Daniel Peterson wrote: ... Since not having had sex with those already-married women would, if true, mean that he was having less sex with fewer women, and since having less sex with fewer women seems more compatible with the currently-known DNA results than does the notion that he was having more sex with more women, the currently-known DNA results seem to lend at least some credence to the possibility that he was not having sex with those already-married women. It's not proof, but it's a hint in one direction rather than another.
My dear Doctor, I think you're trying to have your cake and eat it, too.
You apologists claim that lack of supporting DNA evidence does not disprove Church claims of Hebrew ancestry for American Indians(*). But then you switch positions and claim that lack of supporting DNA evidence tends to support (not prove) some LDS claims that Smith may not have had sex with his plural wives. That is, to at least some apologists, the use of the lack of supporting DNA evidence proves something only when it helps LDS positions and is to be discarded when it does not.
As for me, I would be surprised (though pleasantly) if any Smith DNA turned up in the progeny of his plural wives because
(1) documentable evidence can be produced to indicate that in Smith's day and location, effective contraception -- including condoms -- was available and being used,
(2) Bennett may well have, as others have suggested, performed abortions at Smith's request and need,
(3) furtive and infrequent sex between emotionally stressed partners considerably reduces the odds of conception,
(4) the unethical, abusive, and exploitive seduction methods related by some of Smith's plural wives suggests that to Smith the marriages may have been in part, or largely, for sex (and with the "raising up of righteous seed" only given some time later as justification), and
(5) Smith's substantial and well-documented explicit deceit to Emma, the Church, and in publications about his plural wives (why lie about it if it was strictly platonic and non-sexual?).

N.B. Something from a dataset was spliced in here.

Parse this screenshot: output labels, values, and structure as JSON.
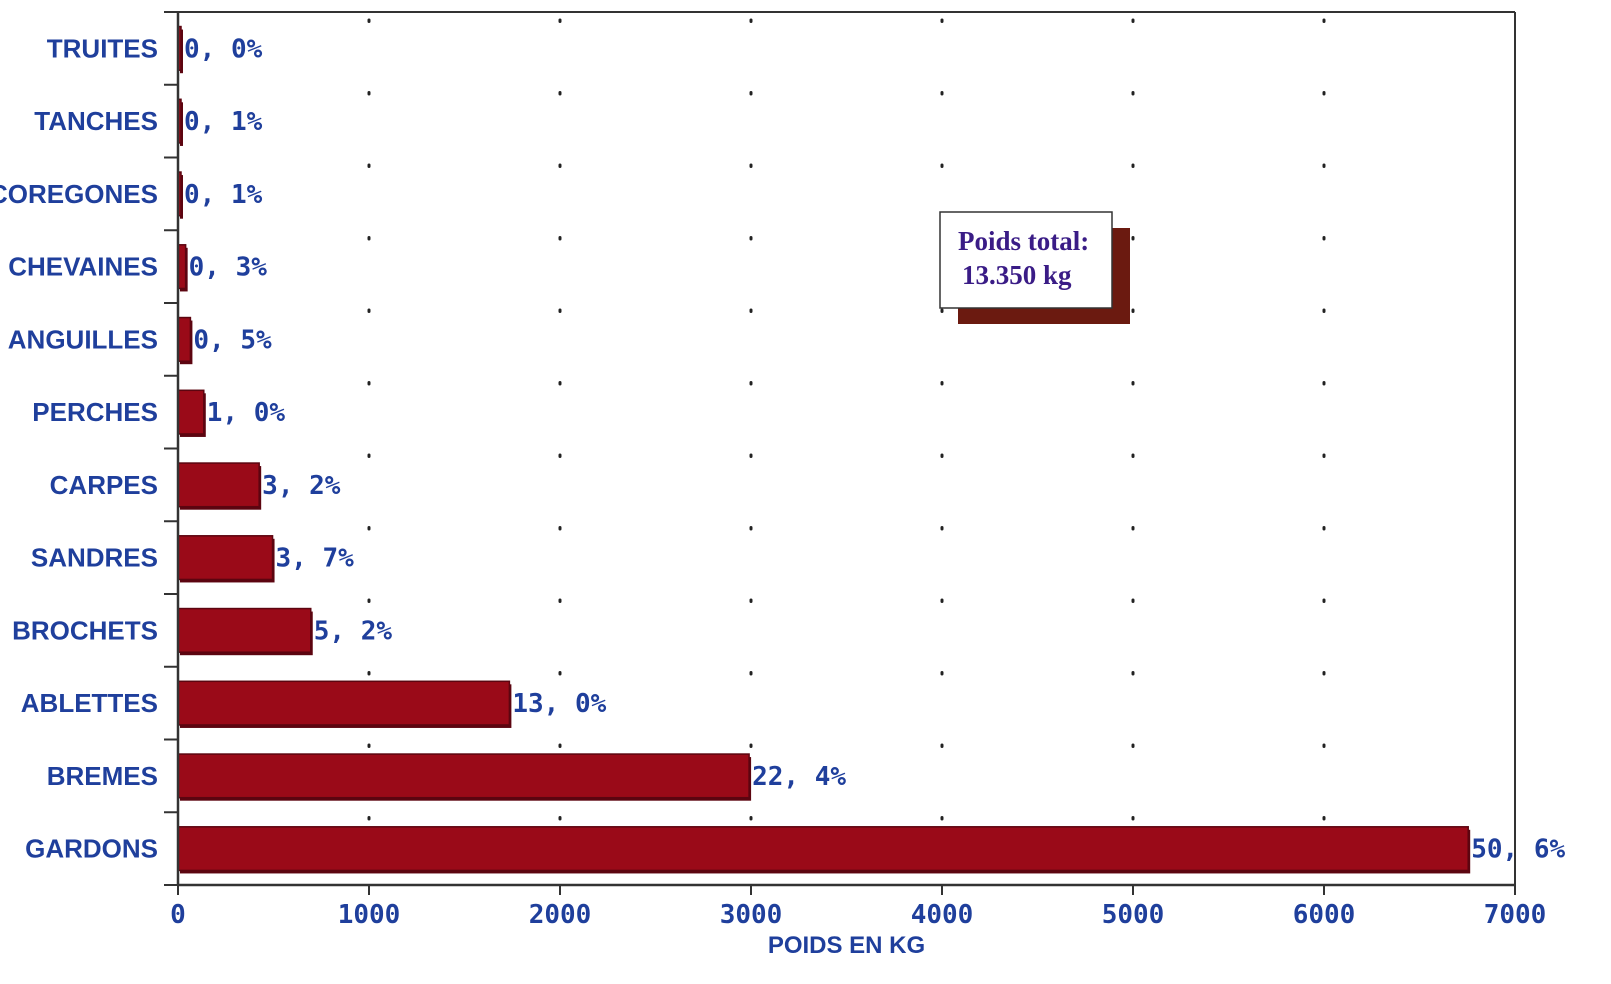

(*)BYU's Dr. Michael Whiting, in his FARMS-published article, DOES state that lack of DNA evidence DOES tend to disprove Hebrew ancestry for the Global Colonization Hyphothesis. Dr. Whiting: "If we grant that the global colonization hyphothesis is the correct lineage history emerging from the Book of Mormon, this hypothesis predicts that the modern-day descendants of the Lamanite lineage should contain the Middle Eastern genetic signature. Since the current population genetics suggests that Native Americans (presumed by some to be the direct genetic descendants of the Lamanites) have an Asian genetic signature,
the above hypothesis is indeed incorrect. To this point all we have shown is that the global colonization hypothesis appears falsified by current genetic evidence." Michael Whiting, "DNA and the Book of Mormon: A Phylogenetic Perspective," FARMS, Vol. 12, No. 1, pp. 28-31. Whether the Global or Local Colonization Hypothesis is the more correct has not been determined, though the proponderance of statements in Church settings and publications by LDS GAs and Church Presidents supports the Global.